Written by: Paul Rubin
Primary Source: OR in an OB World
Back in 2011, when I was still teaching, I cobbled together some R code to demonstrate stepwise regression using F-tests for variable significance. It was a bit unrefined, not intended for production work, and a few recent comments on that post raised some issues with it. So I’ve worked up a new and (slightly) improved version of it.
The new version is provided in an R notebook that contains both the stepwise function itself and some demonstration code using it. It does not require an R libraries besides the “base” and “stats” packages. There is at least one butt-ugly hack in it that would keep me from being hired in any sort of programming job, but so far it has passed all the tests I’ve thrown at it. If you run into issues with it, feel free to use the comment section below to let me know. I’m no longer teaching, though, so be warned that maintenance on this is not my highest priority.

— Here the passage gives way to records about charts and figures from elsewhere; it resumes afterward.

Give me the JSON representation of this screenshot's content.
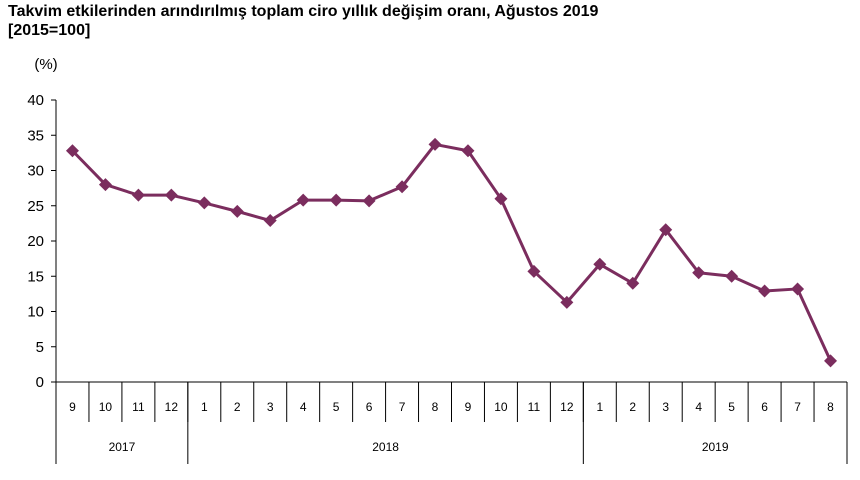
{
  "chart_data": {
    "type": "line",
    "title": "Takvim etkilerinden arındırılmış toplam ciro yıllık değişim oranı, Ağustos 2019",
    "subtitle": "[2015=100]",
    "unit_label": "(%)",
    "ylim": [
      0,
      40
    ],
    "yticks": [
      "0",
      "5",
      "10",
      "15",
      "20",
      "25",
      "30",
      "35",
      "40"
    ],
    "grid": false,
    "legend": "none",
    "categories": [
      "9",
      "10",
      "11",
      "12",
      "1",
      "2",
      "3",
      "4",
      "5",
      "6",
      "7",
      "8",
      "9",
      "10",
      "11",
      "12",
      "1",
      "2",
      "3",
      "4",
      "5",
      "6",
      "7",
      "8"
    ],
    "year_groups": [
      {
        "label": "2017",
        "count": 4
      },
      {
        "label": "2018",
        "count": 12
      },
      {
        "label": "2019",
        "count": 8
      }
    ],
    "series": [
      {
        "values": [
          32.8,
          28.0,
          26.5,
          26.5,
          25.4,
          24.2,
          22.9,
          25.8,
          25.8,
          25.7,
          27.7,
          33.7,
          32.8,
          26.0,
          15.7,
          11.3,
          16.7,
          14.0,
          21.6,
          15.5,
          15.0,
          12.9,
          13.2,
          3.0
        ],
        "color": "#7b2d5e"
      }
    ]
  }
}
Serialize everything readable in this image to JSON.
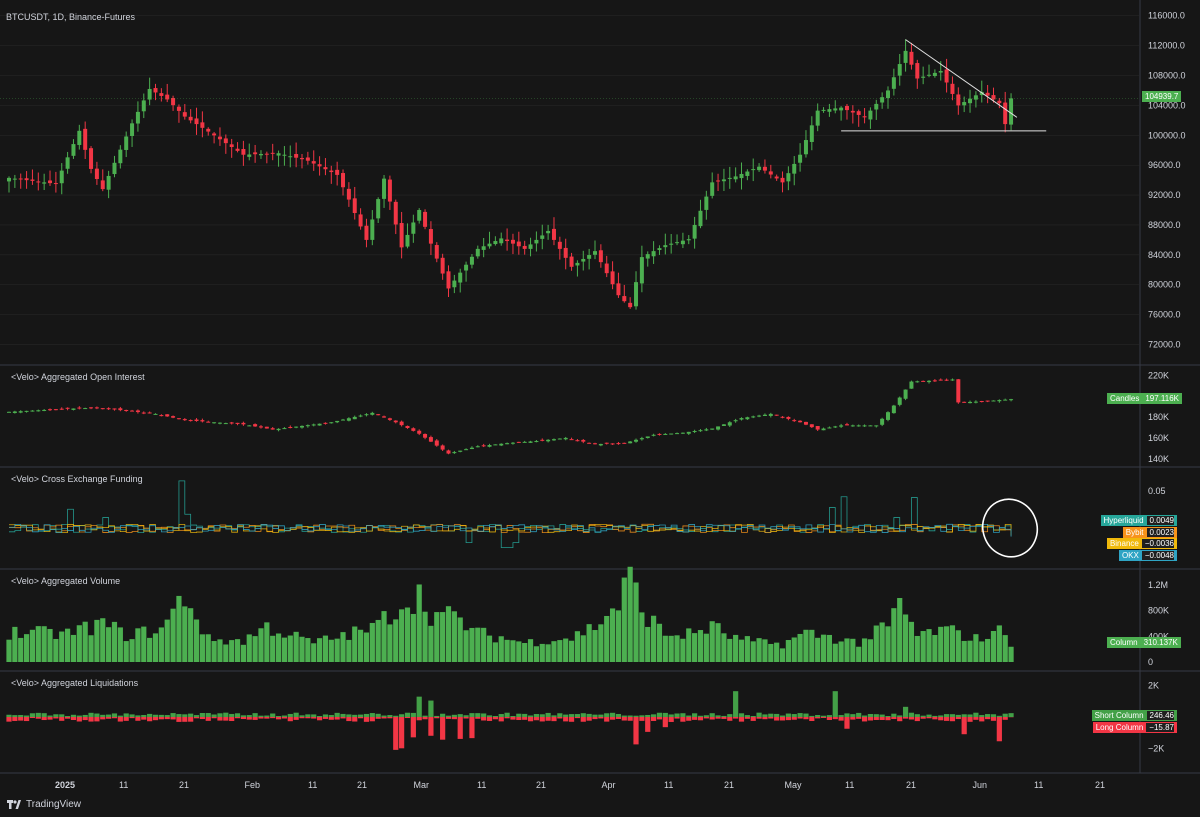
{
  "header": {
    "symbol_title": "BTCUSDT, 1D, Binance-Futures"
  },
  "panes": {
    "oi": {
      "title": "<Velo> Aggregated Open Interest",
      "badge_label": "Candles",
      "badge_value": "197.116K"
    },
    "funding": {
      "title": "<Velo> Cross Exchange Funding"
    },
    "volume": {
      "title": "<Velo> Aggregated Volume",
      "badge_label": "Column",
      "badge_value": "310.137K"
    },
    "liq": {
      "title": "<Velo> Aggregated Liquidations"
    }
  },
  "funding_badges": [
    {
      "name": "Hyperliquid",
      "value": "0.0049",
      "color": "#26a69a"
    },
    {
      "name": "Bybit",
      "value": "0.0023",
      "color": "#f7931a"
    },
    {
      "name": "Binance",
      "value": "−0.0036",
      "color": "#f0b90b"
    },
    {
      "name": "OKX",
      "value": "−0.0048",
      "color": "#2fa4c4"
    }
  ],
  "liq_badges": [
    {
      "name": "Short Column",
      "value": "246.46",
      "color": "#43a047"
    },
    {
      "name": "Long Column",
      "value": "−15.87",
      "color": "#f23645"
    }
  ],
  "price_last_label": "104939.7",
  "brand": {
    "text": "TradingView"
  },
  "colors": {
    "up": "#4caf50",
    "down": "#f23645",
    "background": "#161616",
    "grid": "#2a2a2a",
    "text": "#d1d4dc"
  },
  "chart_data": [
    {
      "type": "candlestick",
      "title": "BTCUSDT, 1D, Binance-Futures",
      "y_ticks": [
        "116000.0",
        "112000.0",
        "108000.0",
        "104000.0",
        "100000.0",
        "96000.0",
        "92000.0",
        "88000.0",
        "84000.0",
        "80000.0",
        "76000.0",
        "72000.0"
      ],
      "ylim": [
        71000,
        116500
      ],
      "x_ticks": [
        "2025",
        "11",
        "21",
        "Feb",
        "11",
        "21",
        "Mar",
        "11",
        "21",
        "Apr",
        "11",
        "21",
        "May",
        "11",
        "21",
        "Jun",
        "11",
        "21"
      ],
      "last_price": 104939.7,
      "keypoints": [
        [
          0,
          94300
        ],
        [
          8,
          93500
        ],
        [
          12,
          100600
        ],
        [
          14,
          95500
        ],
        [
          16,
          92800
        ],
        [
          21,
          101600
        ],
        [
          24,
          106200
        ],
        [
          27,
          104800
        ],
        [
          30,
          102500
        ],
        [
          34,
          100500
        ],
        [
          40,
          97400
        ],
        [
          46,
          97600
        ],
        [
          51,
          96600
        ],
        [
          56,
          94700
        ],
        [
          58,
          91400
        ],
        [
          61,
          86000
        ],
        [
          64,
          94200
        ],
        [
          67,
          85000
        ],
        [
          70,
          90000
        ],
        [
          72,
          85500
        ],
        [
          75,
          79500
        ],
        [
          80,
          84800
        ],
        [
          84,
          86200
        ],
        [
          88,
          84800
        ],
        [
          92,
          87200
        ],
        [
          96,
          82400
        ],
        [
          100,
          84500
        ],
        [
          104,
          78600
        ],
        [
          106,
          77000
        ],
        [
          108,
          83700
        ],
        [
          112,
          85300
        ],
        [
          116,
          86100
        ],
        [
          120,
          93700
        ],
        [
          124,
          94500
        ],
        [
          128,
          95800
        ],
        [
          132,
          93700
        ],
        [
          135,
          97400
        ],
        [
          138,
          103300
        ],
        [
          142,
          103700
        ],
        [
          146,
          102400
        ],
        [
          150,
          106000
        ],
        [
          153,
          111300
        ],
        [
          155,
          107600
        ],
        [
          159,
          108600
        ],
        [
          162,
          104000
        ],
        [
          166,
          105800
        ],
        [
          169,
          104300
        ],
        [
          170,
          101500
        ],
        [
          171,
          104940
        ]
      ],
      "annotations": {
        "triangle_upper": [
          [
            153,
            112800
          ],
          [
            172,
            102400
          ]
        ],
        "triangle_lower": [
          [
            142,
            100600
          ],
          [
            177,
            100600
          ]
        ]
      }
    },
    {
      "type": "candlestick",
      "title": "<Velo> Aggregated Open Interest",
      "y_ticks": [
        "220K",
        "180K",
        "160K",
        "140K"
      ],
      "ylim": [
        135000,
        227000
      ],
      "last_value": 197116,
      "keypoints": [
        [
          0,
          185000
        ],
        [
          10,
          188000
        ],
        [
          15,
          189000
        ],
        [
          20,
          186000
        ],
        [
          25,
          183000
        ],
        [
          30,
          177000
        ],
        [
          40,
          173000
        ],
        [
          45,
          168000
        ],
        [
          55,
          175000
        ],
        [
          62,
          184000
        ],
        [
          66,
          175000
        ],
        [
          70,
          164000
        ],
        [
          75,
          145000
        ],
        [
          80,
          152000
        ],
        [
          85,
          155000
        ],
        [
          90,
          157000
        ],
        [
          95,
          160000
        ],
        [
          100,
          154000
        ],
        [
          105,
          155000
        ],
        [
          110,
          163000
        ],
        [
          115,
          165000
        ],
        [
          120,
          169000
        ],
        [
          125,
          179000
        ],
        [
          130,
          183000
        ],
        [
          135,
          175000
        ],
        [
          138,
          168000
        ],
        [
          142,
          172000
        ],
        [
          148,
          172000
        ],
        [
          151,
          191000
        ],
        [
          154,
          214000
        ],
        [
          158,
          215000
        ],
        [
          161,
          216000
        ],
        [
          162,
          194000
        ],
        [
          166,
          195000
        ],
        [
          171,
          197116
        ]
      ]
    },
    {
      "type": "step-line",
      "title": "<Velo> Cross Exchange Funding",
      "y_ticks": [
        "0.05"
      ],
      "ylim": [
        -0.04,
        0.075
      ],
      "series": [
        {
          "name": "Hyperliquid",
          "color": "#26a69a",
          "last": 0.0049
        },
        {
          "name": "Bybit",
          "color": "#f7931a",
          "last": 0.0023
        },
        {
          "name": "Binance",
          "color": "#f0b90b",
          "last": -0.0036
        },
        {
          "name": "OKX",
          "color": "#2fa4c4",
          "last": -0.0048
        }
      ],
      "spikes": [
        [
          10,
          0.028
        ],
        [
          16,
          0.018
        ],
        [
          29,
          0.062
        ],
        [
          30,
          0.022
        ],
        [
          140,
          0.03
        ],
        [
          142,
          0.043
        ],
        [
          151,
          0.018
        ],
        [
          154,
          0.042
        ]
      ],
      "dips": [
        [
          84,
          -0.018
        ],
        [
          85,
          -0.018
        ],
        [
          86,
          -0.012
        ],
        [
          78,
          -0.012
        ]
      ]
    },
    {
      "type": "bar",
      "title": "<Velo> Aggregated Volume",
      "y_ticks": [
        "1.2M",
        "800K",
        "400K",
        "0"
      ],
      "ylim": [
        0,
        1400000
      ],
      "last_value": 310137,
      "keypoints": [
        [
          0,
          460000
        ],
        [
          10,
          440000
        ],
        [
          16,
          600000
        ],
        [
          20,
          420000
        ],
        [
          26,
          500000
        ],
        [
          30,
          1040000
        ],
        [
          34,
          350000
        ],
        [
          40,
          330000
        ],
        [
          44,
          550000
        ],
        [
          48,
          420000
        ],
        [
          52,
          300000
        ],
        [
          58,
          430000
        ],
        [
          62,
          520000
        ],
        [
          67,
          900000
        ],
        [
          70,
          1040000
        ],
        [
          72,
          750000
        ],
        [
          76,
          700000
        ],
        [
          80,
          450000
        ],
        [
          84,
          380000
        ],
        [
          88,
          300000
        ],
        [
          92,
          350000
        ],
        [
          96,
          380000
        ],
        [
          100,
          560000
        ],
        [
          104,
          900000
        ],
        [
          106,
          1340000
        ],
        [
          108,
          800000
        ],
        [
          112,
          430000
        ],
        [
          116,
          430000
        ],
        [
          120,
          550000
        ],
        [
          124,
          360000
        ],
        [
          128,
          300000
        ],
        [
          132,
          280000
        ],
        [
          136,
          450000
        ],
        [
          140,
          390000
        ],
        [
          145,
          300000
        ],
        [
          150,
          560000
        ],
        [
          152,
          880000
        ],
        [
          155,
          420000
        ],
        [
          160,
          500000
        ],
        [
          165,
          360000
        ],
        [
          170,
          500000
        ],
        [
          171,
          310137
        ]
      ]
    },
    {
      "type": "bar",
      "title": "<Velo> Aggregated Liquidations",
      "y_ticks": [
        "2K",
        "−2K"
      ],
      "ylim": [
        -2600,
        2300
      ],
      "series": [
        {
          "name": "Short Column",
          "color": "#43a047",
          "last": 246.46
        },
        {
          "name": "Long Column",
          "color": "#f23645",
          "last": -15.87
        }
      ],
      "short_spikes": [
        [
          70,
          1300
        ],
        [
          72,
          1050
        ],
        [
          124,
          1650
        ],
        [
          141,
          1650
        ],
        [
          153,
          650
        ]
      ],
      "long_spikes": [
        [
          66,
          -2100
        ],
        [
          67,
          -2000
        ],
        [
          69,
          -1300
        ],
        [
          72,
          -1200
        ],
        [
          74,
          -1450
        ],
        [
          77,
          -1400
        ],
        [
          79,
          -1350
        ],
        [
          107,
          -1750
        ],
        [
          109,
          -950
        ],
        [
          112,
          -650
        ],
        [
          143,
          -750
        ],
        [
          163,
          -1100
        ],
        [
          169,
          -1550
        ]
      ]
    }
  ]
}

The updated function has a few new features:
- it returns the final model (as an lm object), which I didn’t bother to do in the earlier version;
- you can specify the initial and full models as either formulas (y~x+z) or strings (“y~x+z”), i.e., quotes are strictly optional; and
- as with the lm function, it has an optional data = … argument that allows you to specify a data frame.
There are also a few bug fixes:
- if you set the alpha-to-enter greater than the alpha-to-leave, which could throw the function into an indefinite loop, the function will now crab at you and return NA;
- if you try to fit a model with more parameters than you have observations, the function will now crab at you and return NA; and
- the function no longer gets confused (I think) if you happen to pick variable/column names that happen to clash with variable names used inside the function.
As always, the code is provided with a Creative Commons license, as-is, no warranty express or implied, your mileage may vary.